Três protótipos foram feitos em em março de 1935. Nenhum deles sobreviveu, mas existe uma história interessante: os três carros foram abençoados por um monge budista, e Kiichiro Toyoda dirigiu um deles até o túmulo de seu pai, que havia morrido cinco anos antes, para lhe agradecer por ter ajudado a financiar a abertura da fábrica de automóveis.

A versão definitiva começou a ser fabricada em 1936, em duas versões: o sedã AA e o conversível AB. Uma curiosidade que a Toyota não esconde, mas também não sai por aí dizendo a todo momento, é que boa parte do projeto do carro foi inspirada no Chevrolet Airflow, um dos modelos americanos mais populares dos anos 1930.

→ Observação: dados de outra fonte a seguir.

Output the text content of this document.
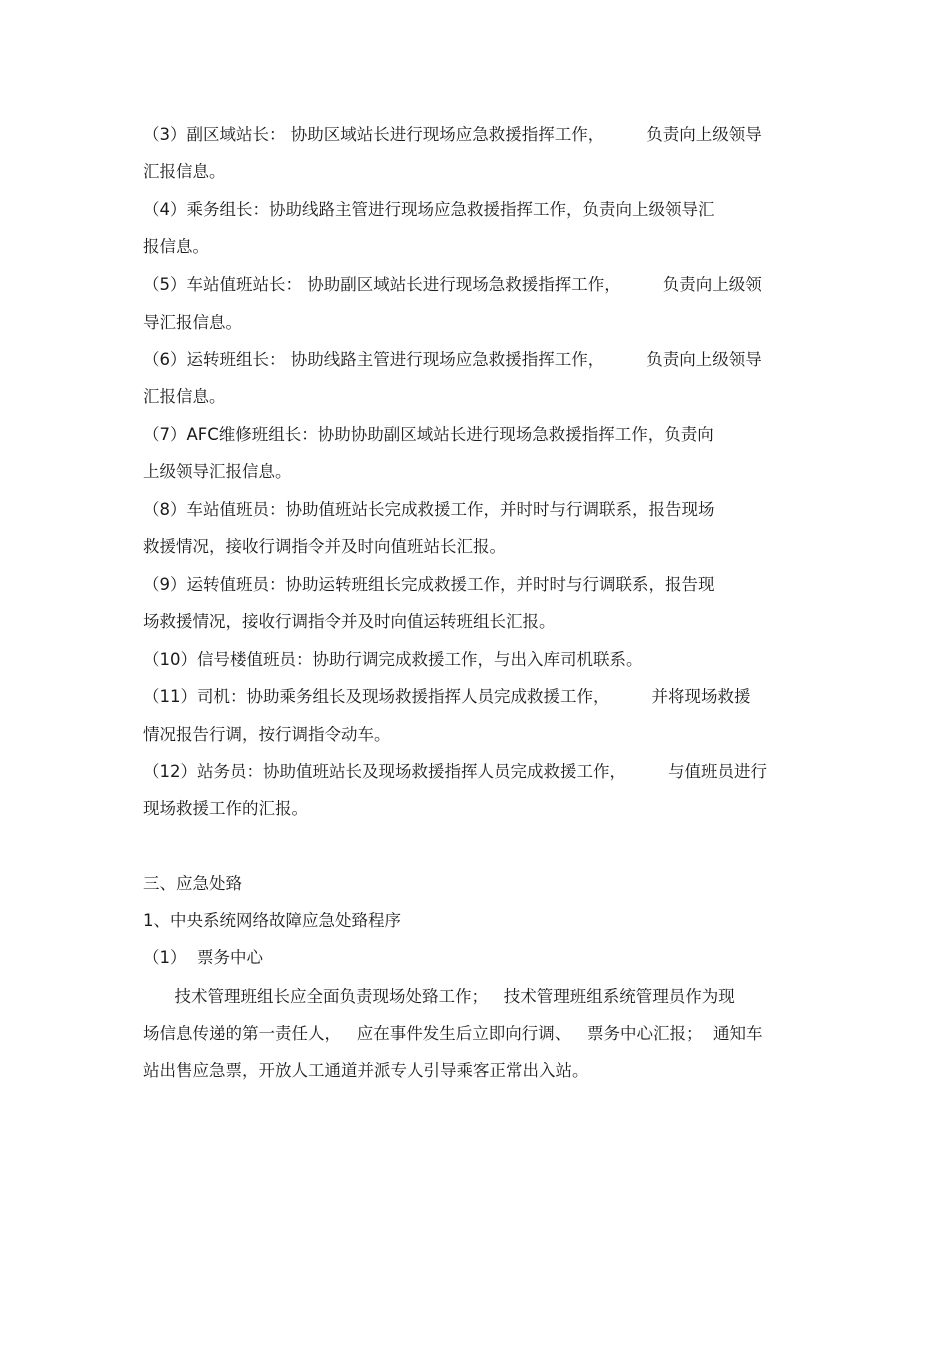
（3）副区域站长： 协助区域站长进行现场应急救援指挥工作，        负责向上级领导
汇报信息。
（4）乘务组长：协助线路主管进行现场应急救援指挥工作，负责向上级领导汇
报信息。
（5）车站值班站长： 协助副区域站长进行现场急救援指挥工作，        负责向上级领
导汇报信息。
（6）运转班组长： 协助线路主管进行现场应急救援指挥工作，        负责向上级领导
汇报信息。
（7）AFC维修班组长：协助协助副区域站长进行现场急救援指挥工作，负责向
上级领导汇报信息。
（8）车站值班员：协助值班站长完成救援工作，并时时与行调联系，报告现场
救援情况，接收行调指令并及时向值班站长汇报。
（9）运转值班员：协助运转班组长完成救援工作，并时时与行调联系，报告现
场救援情况，接收行调指令并及时向值运转班组长汇报。
（10）信号楼值班员：协助行调完成救援工作，与出入库司机联系。
（11）司机：协助乘务组长及现场救援指挥人员完成救援工作，        并将现场救援
情况报告行调，按行调指令动车。
（12）站务员：协助值班站长及现场救援指挥人员完成救援工作，        与值班员进行
现场救援工作的汇报。
三、应急处臵
1、中央系统网络故障应急处臵程序
（1）  票务中心
技术管理班组长应全面负责现场处臵工作；   技术管理班组系统管理员作为现
场信息传递的第一责任人，   应在事件发生后立即向行调、   票务中心汇报；  通知车
站出售应急票，开放人工通道并派专人引导乘客正常出入站。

A Toyota comprou um exemplar em 1933 para “fins de pesquisa” mas, levando em conta que, na época, o mercado automotivo japonês era dominado por modelos da Chevrolet e da Ford, fazia sentido para um carro novo ter a maior quantidade de peças intercambiáveis com modelos conhecidos. No entanto, na prática, o que os engenheiros da Toyota fizeram foi copiar o design do motor de seis cilindros em linha e 3,4 litros do Airflow, parafuso a parafuso. Até as medidas de curso e diâmetro eram as mesmas, assim como o projeto da transmissão manual de três marchas com câmbio na coluna. Já no visual, o carro lembrava um pouco o Chrysler Airflow (esse aí embaixo).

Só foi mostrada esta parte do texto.